This repository contains the code and samples for our paper "Unconditional Audio Generation with GAN and Cycle Regularization". The goal is to unconditionally generate singing voices, speech, and instrument sounds with GAN.
The model is implemented with PyTorch.
Unconditional Audio Generation with GAN and Cycle Regularization
pip install -r requirements.txt
The pretrained parameters can be downloaded here: Pretrained parameters
Unzip it so that the models
folder is in the current folder.
Or use the following script
bash download_and_unzip_models.sh
Display the options
python generate.py -h
The following commands are equivalent.
python generate.py
python generate.py -data_type singing -arch_type hc --duration 10 --num_samples 5
python generate.py -d singing -a hc --duration 10 -ns 5
python generate.py -d speech
python generate.py -d piano
python generate.py -d violin
We use MelGAN as the vocoder. The trained vocoders are included in the models.zip
For singing, piano, and violin, we have modify the MelGAN to include GRU in the vocoder architecture. We have found that this modification yields improved audio quality. For speech, we directly use the trained LJ vocoder from MelGAN.
One may use the following steps to train their own models.
-
(Singing only) Separate singing voices from the audios you collect. We use a separation model we developed.

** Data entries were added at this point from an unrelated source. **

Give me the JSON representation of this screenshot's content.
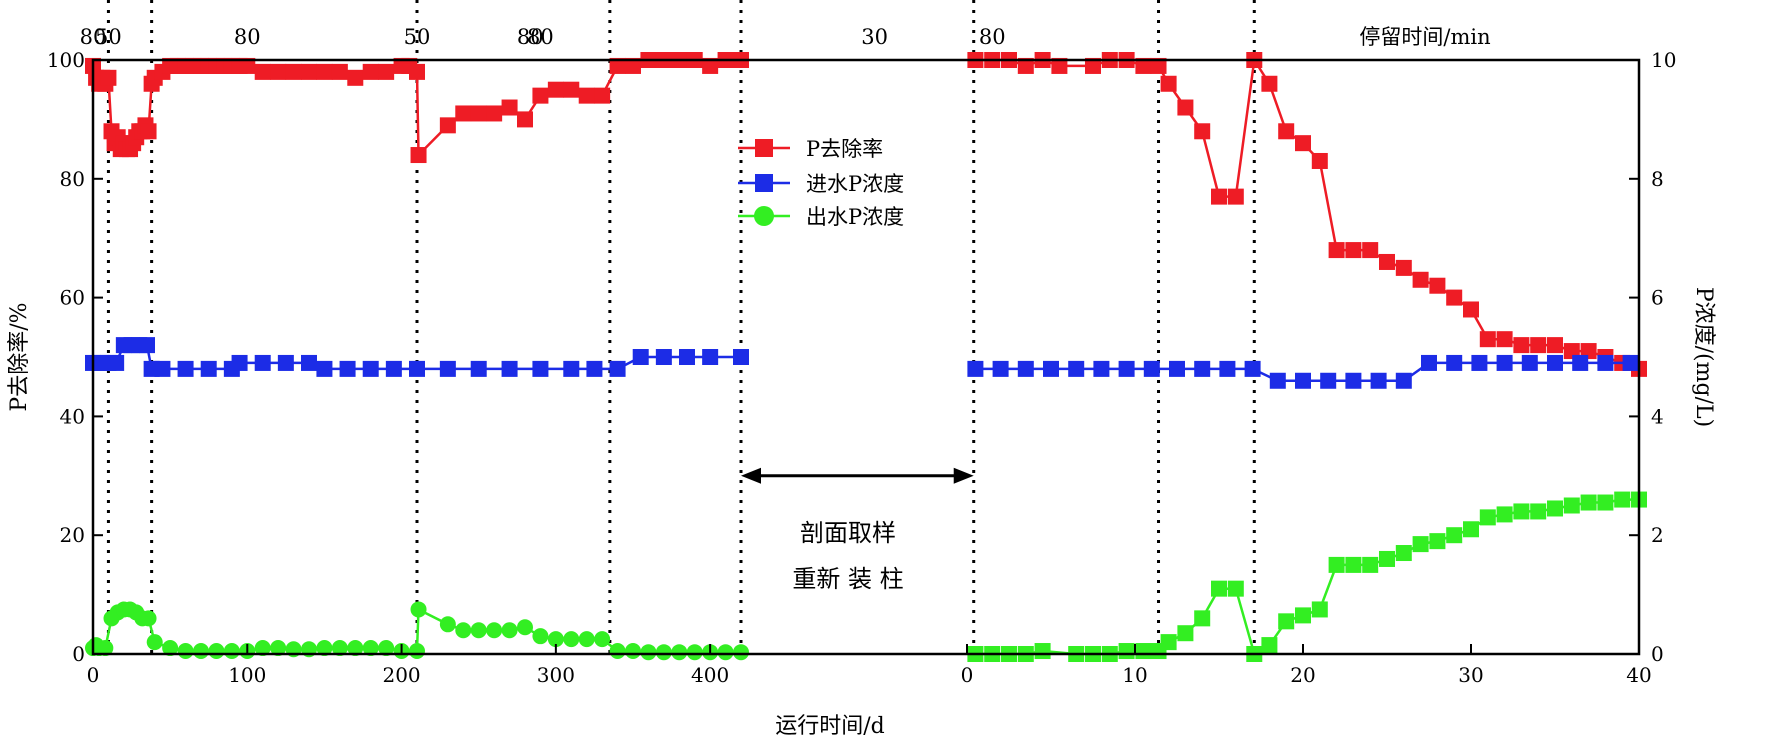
{
  "chart_data": {
    "type": "line",
    "xlabel": "运行时间/d",
    "ylabel_left": "P去除率/%",
    "ylabel_right": "P浓度/(mg/L)",
    "top_axis_title": "停留时间/min",
    "ylim_left": [
      0,
      100
    ],
    "ylim_right": [
      0,
      10
    ],
    "yticks_left": [
      "0",
      "20",
      "40",
      "60",
      "80",
      "100"
    ],
    "yticks_right": [
      "0",
      "2",
      "4",
      "6",
      "8",
      "10"
    ],
    "segments": [
      {
        "name": "stage1",
        "xlim": [
          0,
          420
        ],
        "xticks": [
          "0",
          "100",
          "200",
          "300",
          "400"
        ]
      },
      {
        "name": "stage2",
        "xlim": [
          0,
          40
        ],
        "xticks": [
          "0",
          "10",
          "20",
          "30",
          "40"
        ]
      }
    ],
    "residence_times": [
      {
        "segment": 0,
        "x": 0,
        "label": "80"
      },
      {
        "segment": 0,
        "x": 10,
        "label": "50"
      },
      {
        "segment": 0,
        "x": 100,
        "label": "80"
      },
      {
        "segment": 0,
        "x": 210,
        "label": "50"
      },
      {
        "segment": 0,
        "x": 290,
        "label": "80"
      },
      {
        "segment": 1,
        "x": -26,
        "label": "80"
      },
      {
        "segment": 1,
        "x": -5.5,
        "label": "30"
      },
      {
        "segment": 1,
        "x": 1.5,
        "label": "80"
      }
    ],
    "stage_boundaries": [
      {
        "segment": 0,
        "x": 10
      },
      {
        "segment": 0,
        "x": 38
      },
      {
        "segment": 0,
        "x": 210
      },
      {
        "segment": 0,
        "x": 335
      },
      {
        "segment": 0,
        "x": 420
      },
      {
        "segment": 1,
        "x": 0.4
      },
      {
        "segment": 1,
        "x": 11.4
      },
      {
        "segment": 1,
        "x": 17.1
      }
    ],
    "annotation": {
      "line1": "剖面取样",
      "line2": "重新 装 柱",
      "x_from": 420,
      "x_to": 0.4,
      "y": 30
    },
    "series": [
      {
        "name": "P去除率",
        "axis": "left",
        "color": "#ee1c25",
        "marker": "square",
        "seg1": [
          [
            0,
            99
          ],
          [
            2,
            97
          ],
          [
            4,
            96
          ],
          [
            6,
            97
          ],
          [
            8,
            96
          ],
          [
            10,
            97
          ],
          [
            12,
            88
          ],
          [
            14,
            86
          ],
          [
            16,
            87
          ],
          [
            18,
            85
          ],
          [
            20,
            86
          ],
          [
            22,
            85
          ],
          [
            24,
            85
          ],
          [
            26,
            86
          ],
          [
            28,
            87
          ],
          [
            30,
            88
          ],
          [
            32,
            88
          ],
          [
            34,
            89
          ],
          [
            36,
            88
          ],
          [
            38,
            96
          ],
          [
            40,
            97
          ],
          [
            45,
            98
          ],
          [
            50,
            99
          ],
          [
            55,
            99
          ],
          [
            60,
            99
          ],
          [
            65,
            99
          ],
          [
            70,
            99
          ],
          [
            75,
            99
          ],
          [
            80,
            99
          ],
          [
            85,
            99
          ],
          [
            90,
            99
          ],
          [
            95,
            99
          ],
          [
            100,
            99
          ],
          [
            110,
            98
          ],
          [
            120,
            98
          ],
          [
            130,
            98
          ],
          [
            140,
            98
          ],
          [
            150,
            98
          ],
          [
            160,
            98
          ],
          [
            170,
            97
          ],
          [
            180,
            98
          ],
          [
            190,
            98
          ],
          [
            200,
            99
          ],
          [
            205,
            99
          ],
          [
            210,
            98
          ],
          [
            211,
            84
          ],
          [
            230,
            89
          ],
          [
            240,
            91
          ],
          [
            250,
            91
          ],
          [
            260,
            91
          ],
          [
            270,
            92
          ],
          [
            280,
            90
          ],
          [
            290,
            94
          ],
          [
            300,
            95
          ],
          [
            310,
            95
          ],
          [
            320,
            94
          ],
          [
            330,
            94
          ],
          [
            340,
            99
          ],
          [
            350,
            99
          ],
          [
            360,
            100
          ],
          [
            370,
            100
          ],
          [
            380,
            100
          ],
          [
            390,
            100
          ],
          [
            400,
            99
          ],
          [
            410,
            100
          ],
          [
            420,
            100
          ]
        ],
        "seg2": [
          [
            0.5,
            100
          ],
          [
            1.5,
            100
          ],
          [
            2.5,
            100
          ],
          [
            3.5,
            99
          ],
          [
            4.5,
            100
          ],
          [
            5.5,
            99
          ],
          [
            7.5,
            99
          ],
          [
            8.5,
            100
          ],
          [
            9.5,
            100
          ],
          [
            10.5,
            99
          ],
          [
            11.4,
            99
          ],
          [
            12,
            96
          ],
          [
            13,
            92
          ],
          [
            14,
            88
          ],
          [
            15,
            77
          ],
          [
            16,
            77
          ],
          [
            17.1,
            100
          ],
          [
            18,
            96
          ],
          [
            19,
            88
          ],
          [
            20,
            86
          ],
          [
            21,
            83
          ],
          [
            22,
            68
          ],
          [
            23,
            68
          ],
          [
            24,
            68
          ],
          [
            25,
            66
          ],
          [
            26,
            65
          ],
          [
            27,
            63
          ],
          [
            28,
            62
          ],
          [
            29,
            60
          ],
          [
            30,
            58
          ],
          [
            31,
            53
          ],
          [
            32,
            53
          ],
          [
            33,
            52
          ],
          [
            34,
            52
          ],
          [
            35,
            52
          ],
          [
            36,
            51
          ],
          [
            37,
            51
          ],
          [
            38,
            50
          ],
          [
            39,
            49
          ],
          [
            40,
            48
          ]
        ]
      },
      {
        "name": "进水P浓度",
        "axis": "right",
        "color": "#1c2ce6",
        "marker": "square",
        "seg1": [
          [
            0,
            4.9
          ],
          [
            5,
            4.9
          ],
          [
            10,
            4.9
          ],
          [
            15,
            4.9
          ],
          [
            20,
            5.2
          ],
          [
            25,
            5.2
          ],
          [
            30,
            5.2
          ],
          [
            35,
            5.2
          ],
          [
            38,
            4.8
          ],
          [
            45,
            4.8
          ],
          [
            60,
            4.8
          ],
          [
            75,
            4.8
          ],
          [
            90,
            4.8
          ],
          [
            95,
            4.9
          ],
          [
            110,
            4.9
          ],
          [
            125,
            4.9
          ],
          [
            140,
            4.9
          ],
          [
            150,
            4.8
          ],
          [
            165,
            4.8
          ],
          [
            180,
            4.8
          ],
          [
            195,
            4.8
          ],
          [
            210,
            4.8
          ],
          [
            230,
            4.8
          ],
          [
            250,
            4.8
          ],
          [
            270,
            4.8
          ],
          [
            290,
            4.8
          ],
          [
            310,
            4.8
          ],
          [
            325,
            4.8
          ],
          [
            340,
            4.8
          ],
          [
            355,
            5.0
          ],
          [
            370,
            5.0
          ],
          [
            385,
            5.0
          ],
          [
            400,
            5.0
          ],
          [
            420,
            5.0
          ]
        ],
        "seg2": [
          [
            0.5,
            4.8
          ],
          [
            2,
            4.8
          ],
          [
            3.5,
            4.8
          ],
          [
            5,
            4.8
          ],
          [
            6.5,
            4.8
          ],
          [
            8,
            4.8
          ],
          [
            9.5,
            4.8
          ],
          [
            11,
            4.8
          ],
          [
            12.5,
            4.8
          ],
          [
            14,
            4.8
          ],
          [
            15.5,
            4.8
          ],
          [
            17,
            4.8
          ],
          [
            18.5,
            4.6
          ],
          [
            20,
            4.6
          ],
          [
            21.5,
            4.6
          ],
          [
            23,
            4.6
          ],
          [
            24.5,
            4.6
          ],
          [
            26,
            4.6
          ],
          [
            27.5,
            4.9
          ],
          [
            29,
            4.9
          ],
          [
            30.5,
            4.9
          ],
          [
            32,
            4.9
          ],
          [
            33.5,
            4.9
          ],
          [
            35,
            4.9
          ],
          [
            36.5,
            4.9
          ],
          [
            38,
            4.9
          ],
          [
            39.5,
            4.9
          ]
        ]
      },
      {
        "name": "出水P浓度",
        "axis": "right",
        "color": "#33ee22",
        "marker": "circle",
        "seg1": [
          [
            0,
            0.1
          ],
          [
            2,
            0.15
          ],
          [
            4,
            0.1
          ],
          [
            8,
            0.1
          ],
          [
            12,
            0.6
          ],
          [
            16,
            0.7
          ],
          [
            20,
            0.75
          ],
          [
            24,
            0.75
          ],
          [
            28,
            0.7
          ],
          [
            32,
            0.6
          ],
          [
            36,
            0.6
          ],
          [
            40,
            0.2
          ],
          [
            50,
            0.1
          ],
          [
            60,
            0.05
          ],
          [
            70,
            0.05
          ],
          [
            80,
            0.05
          ],
          [
            90,
            0.05
          ],
          [
            100,
            0.05
          ],
          [
            110,
            0.1
          ],
          [
            120,
            0.1
          ],
          [
            130,
            0.08
          ],
          [
            140,
            0.08
          ],
          [
            150,
            0.1
          ],
          [
            160,
            0.1
          ],
          [
            170,
            0.1
          ],
          [
            180,
            0.1
          ],
          [
            190,
            0.1
          ],
          [
            200,
            0.05
          ],
          [
            210,
            0.05
          ],
          [
            211,
            0.75
          ],
          [
            230,
            0.5
          ],
          [
            240,
            0.4
          ],
          [
            250,
            0.4
          ],
          [
            260,
            0.4
          ],
          [
            270,
            0.4
          ],
          [
            280,
            0.45
          ],
          [
            290,
            0.3
          ],
          [
            300,
            0.25
          ],
          [
            310,
            0.25
          ],
          [
            320,
            0.25
          ],
          [
            330,
            0.25
          ],
          [
            340,
            0.05
          ],
          [
            350,
            0.05
          ],
          [
            360,
            0.03
          ],
          [
            370,
            0.03
          ],
          [
            380,
            0.03
          ],
          [
            390,
            0.03
          ],
          [
            400,
            0.03
          ],
          [
            410,
            0.03
          ],
          [
            420,
            0.03
          ]
        ]
      },
      {
        "name": "出水P浓度",
        "axis": "right",
        "color": "#33ee22",
        "marker": "square",
        "seg2": [
          [
            0.5,
            0.0
          ],
          [
            1.5,
            0.0
          ],
          [
            2.5,
            0.0
          ],
          [
            3.5,
            0.0
          ],
          [
            4.5,
            0.05
          ],
          [
            6.5,
            0.0
          ],
          [
            7.5,
            0.0
          ],
          [
            8.5,
            0.0
          ],
          [
            9.5,
            0.05
          ],
          [
            10.5,
            0.05
          ],
          [
            11.4,
            0.05
          ],
          [
            12,
            0.2
          ],
          [
            13,
            0.35
          ],
          [
            14,
            0.6
          ],
          [
            15,
            1.1
          ],
          [
            16,
            1.1
          ],
          [
            17.1,
            0.0
          ],
          [
            18,
            0.15
          ],
          [
            19,
            0.55
          ],
          [
            20,
            0.65
          ],
          [
            21,
            0.75
          ],
          [
            22,
            1.5
          ],
          [
            23,
            1.5
          ],
          [
            24,
            1.5
          ],
          [
            25,
            1.6
          ],
          [
            26,
            1.7
          ],
          [
            27,
            1.85
          ],
          [
            28,
            1.9
          ],
          [
            29,
            2.0
          ],
          [
            30,
            2.1
          ],
          [
            31,
            2.3
          ],
          [
            32,
            2.35
          ],
          [
            33,
            2.4
          ],
          [
            34,
            2.4
          ],
          [
            35,
            2.45
          ],
          [
            36,
            2.5
          ],
          [
            37,
            2.55
          ],
          [
            38,
            2.55
          ],
          [
            39,
            2.6
          ],
          [
            40,
            2.6
          ]
        ]
      }
    ]
  }
}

You can use open-sourced ones such as Open-Unmix or Spleeter.
wandb login # Only if not logged in yet.
python scripts/collect_audio_clips.py --audio-dir "audio/RAW Sessions" --extension WAV python scripts/extract_mel.py python scripts/make_dataset.py python scripts/compute_mean_std.mel.py python scripts/train.hierarchical_with_cycle.py
You need the wandb run
id
, then
python scripts/train.hierarchical_with_cycle.py --model-id 1r4b1ojr
Some generated audio samples can be found in:
samples/
Note: these steps are from memory there might be steps missing or mistakes.
Assuming the model name custom
the directory should look like this.
models/custom/
├── mean.mel.npy
├── params.generator.hierarchical_with_cycle.pt
├── std.mel.npy
└── vocoder
├── args.yml
├── modules.py
├── params.pt
Assuming melgan
was trained with
python scripts/train.py --save_path checkpoints/harmonics --data_path data/harmonics
Assuming the melgan
directory contains the melgan
repo, the files to copy are
mkdir -p models/custom/vocoder
cp melgan/checkpoints/harmonics/args.yml models/custom/
cp melgan/mel2wav/modules.py models/custom/vocoder/
cp checkpoints/harmonics/best_netG.pt models/custom/vocoder/params.pt
The unagan
model also needs to be moved, for example:
cp training_data/exp_data/{mean,std}.mel.npy models/custom
cp checkpoints/save/20200827_211112/model/params.Generator.latest.torch models/custom/params.generator.hierarchical_with_cycle.pt
Generation can then be done via
python generate.py --gid 1 --data_type custom --arch_type hc --duration 10 --num_samples 10
- Train
melgan-neurips
. - Document how to combine the models for generation.